Why it matters: Invaluable customer insights are always there … if you know where to look.  Before implementing specific tools (surveys, analytics solutions, etc), the organization needs a sense of what data it is seeking – and why that data matters.  Data collection efforts are only as good as the models by which they are being driven.

Question Two: Are you covering all customers and channels?

Why it matters:  Customers are inherently different, and those differences are amplified by specific issues and channels.  “Sampling,” consequently, does not work in a customer experience context.  In order to truly understand the totality of its customer base and the totality of its CX journey, the organization must ensure it is measuring all customer interactions in all channels.

Per its data strategy, an organization can certainly emphasize certain customers or interaction types.  But if it does not have a core understanding of its overall experience, it will limit its ability to grow marketshare and loyalty.

Question Three: Is your voice of the customer technology integrated?

Why it matters: Customer-centric organizations are not trying to write a “market research report” about their customer base.  They are trying to develop a deep, multi-dimensional understanding of their customers.  To achieve this goal, an organization must ensure its customer intelligence tools are integrated with the overall CRM tool.  This form of integration enables a business to determine how certain experiential tend to impact the particular customer relationship.  It also helps a business determine how specific customers engage with the business – and feel when they are involved in that engagement.

Question Four: Does your data tell a story?

Why it matters: “Data” is of limited value to the contact center (and greater business).  Actionable intelligence, on the other hand, drives customer-centric experiences (and the associated results).  Whether done via technology, with a data analytics team or both, a compelling voice of the customer strategy tells a story.  It illustrates the demands, challenges and opportunities facing the business, thus yielding a more targeted, relevant, worthwhile action plan.

Question Five: Can you customize the story?

Why it matters:  Not all demands, challenges and opportunities carry equal importance to all departments at all times.  Robust VoC strategies include the ability to customize the narrative to specific business objectives or departments.  Using real-time analytics data, stakeholders can track the impact on these objectives – as they are happening.  With a better sense of how their “territory” is performing,  individual leaders can take swifter, more productive action.

Question Six: Are you letting agents listen?

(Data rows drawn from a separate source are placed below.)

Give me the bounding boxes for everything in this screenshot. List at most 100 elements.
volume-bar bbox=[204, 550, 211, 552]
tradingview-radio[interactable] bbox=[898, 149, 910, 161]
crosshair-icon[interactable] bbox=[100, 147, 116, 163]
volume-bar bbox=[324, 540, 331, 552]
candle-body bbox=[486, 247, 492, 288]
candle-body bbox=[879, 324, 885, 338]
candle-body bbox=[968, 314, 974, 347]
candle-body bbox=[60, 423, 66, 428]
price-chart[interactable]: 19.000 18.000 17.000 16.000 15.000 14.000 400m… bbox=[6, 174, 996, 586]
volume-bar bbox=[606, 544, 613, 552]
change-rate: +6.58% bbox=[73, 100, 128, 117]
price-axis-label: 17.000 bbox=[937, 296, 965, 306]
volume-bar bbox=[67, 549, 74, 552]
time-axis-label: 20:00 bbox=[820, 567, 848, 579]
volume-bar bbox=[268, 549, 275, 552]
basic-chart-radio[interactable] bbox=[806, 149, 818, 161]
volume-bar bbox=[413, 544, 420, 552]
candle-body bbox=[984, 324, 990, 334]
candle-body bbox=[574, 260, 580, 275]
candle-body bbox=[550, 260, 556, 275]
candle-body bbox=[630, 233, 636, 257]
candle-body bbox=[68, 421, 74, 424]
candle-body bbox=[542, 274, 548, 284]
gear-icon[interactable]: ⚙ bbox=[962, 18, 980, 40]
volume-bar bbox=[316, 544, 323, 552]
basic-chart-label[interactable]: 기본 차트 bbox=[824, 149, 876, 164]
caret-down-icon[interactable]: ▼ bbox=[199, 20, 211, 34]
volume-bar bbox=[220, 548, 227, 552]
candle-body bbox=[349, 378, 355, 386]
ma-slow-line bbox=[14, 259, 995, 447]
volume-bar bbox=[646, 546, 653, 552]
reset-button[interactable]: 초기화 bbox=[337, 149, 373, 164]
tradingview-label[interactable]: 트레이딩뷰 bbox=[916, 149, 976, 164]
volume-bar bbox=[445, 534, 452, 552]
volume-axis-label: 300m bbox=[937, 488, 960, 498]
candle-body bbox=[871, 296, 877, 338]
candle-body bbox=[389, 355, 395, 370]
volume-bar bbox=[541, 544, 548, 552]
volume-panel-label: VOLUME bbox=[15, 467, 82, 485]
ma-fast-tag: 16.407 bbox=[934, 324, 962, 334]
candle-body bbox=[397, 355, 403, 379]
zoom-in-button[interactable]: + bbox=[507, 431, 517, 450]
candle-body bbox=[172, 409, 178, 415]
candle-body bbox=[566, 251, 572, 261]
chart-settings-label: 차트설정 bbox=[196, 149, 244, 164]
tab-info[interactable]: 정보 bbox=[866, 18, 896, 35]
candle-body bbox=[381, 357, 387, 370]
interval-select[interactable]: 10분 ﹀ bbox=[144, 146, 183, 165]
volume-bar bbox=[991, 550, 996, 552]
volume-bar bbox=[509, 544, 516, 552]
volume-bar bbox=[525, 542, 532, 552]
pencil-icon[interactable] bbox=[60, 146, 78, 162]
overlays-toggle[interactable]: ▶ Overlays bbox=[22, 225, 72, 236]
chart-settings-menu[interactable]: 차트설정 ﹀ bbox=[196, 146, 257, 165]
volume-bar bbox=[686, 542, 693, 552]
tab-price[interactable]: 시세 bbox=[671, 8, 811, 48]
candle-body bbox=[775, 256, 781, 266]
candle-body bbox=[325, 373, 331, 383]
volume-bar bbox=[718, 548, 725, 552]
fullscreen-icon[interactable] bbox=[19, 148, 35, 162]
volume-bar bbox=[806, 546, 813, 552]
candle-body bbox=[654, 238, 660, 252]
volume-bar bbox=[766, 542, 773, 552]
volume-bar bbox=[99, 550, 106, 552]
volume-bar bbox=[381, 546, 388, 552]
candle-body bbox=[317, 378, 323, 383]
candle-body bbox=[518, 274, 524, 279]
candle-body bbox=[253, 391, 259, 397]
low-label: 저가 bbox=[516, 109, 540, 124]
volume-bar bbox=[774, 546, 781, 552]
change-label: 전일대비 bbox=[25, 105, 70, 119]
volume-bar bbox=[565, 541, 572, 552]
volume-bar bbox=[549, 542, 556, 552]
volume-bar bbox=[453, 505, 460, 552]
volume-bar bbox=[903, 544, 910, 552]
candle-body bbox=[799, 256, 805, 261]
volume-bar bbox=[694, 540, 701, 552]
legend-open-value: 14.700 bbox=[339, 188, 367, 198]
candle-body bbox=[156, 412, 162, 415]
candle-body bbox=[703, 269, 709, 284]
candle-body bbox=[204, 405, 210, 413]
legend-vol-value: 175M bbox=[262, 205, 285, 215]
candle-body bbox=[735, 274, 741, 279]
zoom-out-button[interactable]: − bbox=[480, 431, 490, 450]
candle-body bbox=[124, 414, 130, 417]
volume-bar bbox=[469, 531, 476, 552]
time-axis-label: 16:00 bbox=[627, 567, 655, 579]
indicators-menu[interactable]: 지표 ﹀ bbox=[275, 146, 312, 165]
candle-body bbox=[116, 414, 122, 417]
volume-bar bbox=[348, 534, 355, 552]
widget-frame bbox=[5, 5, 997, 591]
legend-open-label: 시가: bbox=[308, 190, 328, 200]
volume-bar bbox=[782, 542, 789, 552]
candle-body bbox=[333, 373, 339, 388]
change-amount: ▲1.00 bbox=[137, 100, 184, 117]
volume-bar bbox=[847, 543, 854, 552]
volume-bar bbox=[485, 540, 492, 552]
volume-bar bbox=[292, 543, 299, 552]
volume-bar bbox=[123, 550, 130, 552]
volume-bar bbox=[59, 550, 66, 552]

Why it matters: Agents, above all, want job security and promotions.  In pursuit of those goals, agents are ultimately going to perform the way they believe leadership wants them to perform.  By granting these agents transparent access to voice of the customer insights (and measuring based on customer data), leaders send the message that customer centricity trumps all.  The company may be signing their paychecks, but it is customers to whom they truly “report.”

Beyond communicating the importance of customer centricity, transparent access to data also helps agents understand the impact their work has on customer sentiment.  This helps them self-diagnose and self-improve, while also leading to more productive training sessions.

Question Seven: Are you anticipating and predicting?

Why it matters: All companies obviously want to fix what is broken; they obviously want to eliminate any ongoing sources of dissatisfaction.  The best companies are not, however, content with reacting to problems.  They want to proactively address future challenges.  They want to spot trends that could impact the mode and motivation with which customers interact down the road.  Using that information, they can make the necessary adjustments on the back end to deliver the most customer-centric experience possible on the front end.